Olympic Arena: Experience Architecture

Not all my good links, insights and thoughts are lifted off the Twittersphere. Despite having my eyes on over 1000 people now, this little gem came from my brother. He’s had his nose in a few forums, tracking the progress of our developing city – notably the skyscrapers and Olympic village – and he drew my attention to this work in the East End.

The handball arena is finished…. tumbleweed….

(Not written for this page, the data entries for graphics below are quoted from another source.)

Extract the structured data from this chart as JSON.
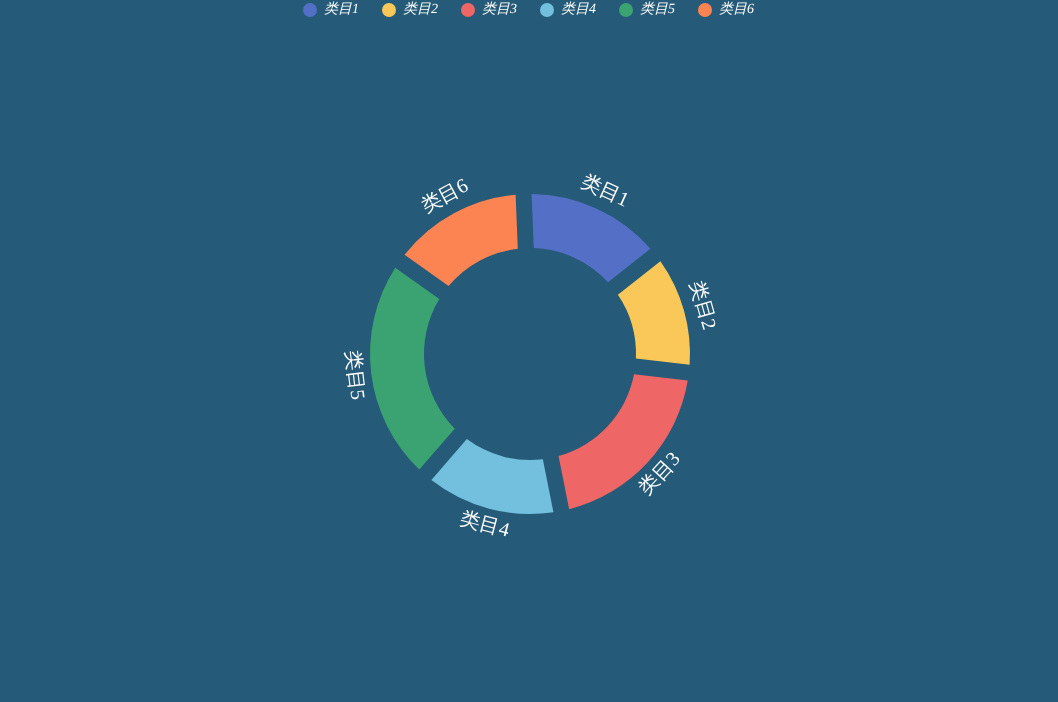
{
  "chart_data": {
    "type": "donut",
    "categories": [
      "类目1",
      "类目2",
      "类目3",
      "类目4",
      "类目5",
      "类目6"
    ],
    "values": [
      15,
      12.5,
      20,
      14.5,
      23.5,
      14.5
    ],
    "colors": [
      "#5470c6",
      "#fac858",
      "#ee6666",
      "#73c0de",
      "#3ba272",
      "#fc8452"
    ],
    "legend": "top"
  }
}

Which is kinda my point. It’s a beautiful wee building, clad in copper and with top-spec light-wells in the ceiling but it’s for a sport that has a pretty fringe interest at least in the UK (in spite of efforts) and it’s global popularity is a moot point. Perhaps because of this, the inclusion in the 2012 games in London means that the organisers might fear a repeat of the empty seats we saw in Beijing and have uncovered an innovative solution which also adds a legacy benefit for a stadium unlikely to get capacity crowds easily.

Coloured seats. It’s already used at the Estádio Municipal de Aveiro, Portugal and now it’s in the  Handball Arena, the idea being that – even when partly occupied – the stadium looks more full as glaring solid blocks of coloured seating are not visible. The consequence is that the stadium for players and fans feels more atmospheric in low-crowd situations. It’s just simply good experience design that makes use of our visual attention biases.

As a footnote, the arena will also be used for modern pentathlon events.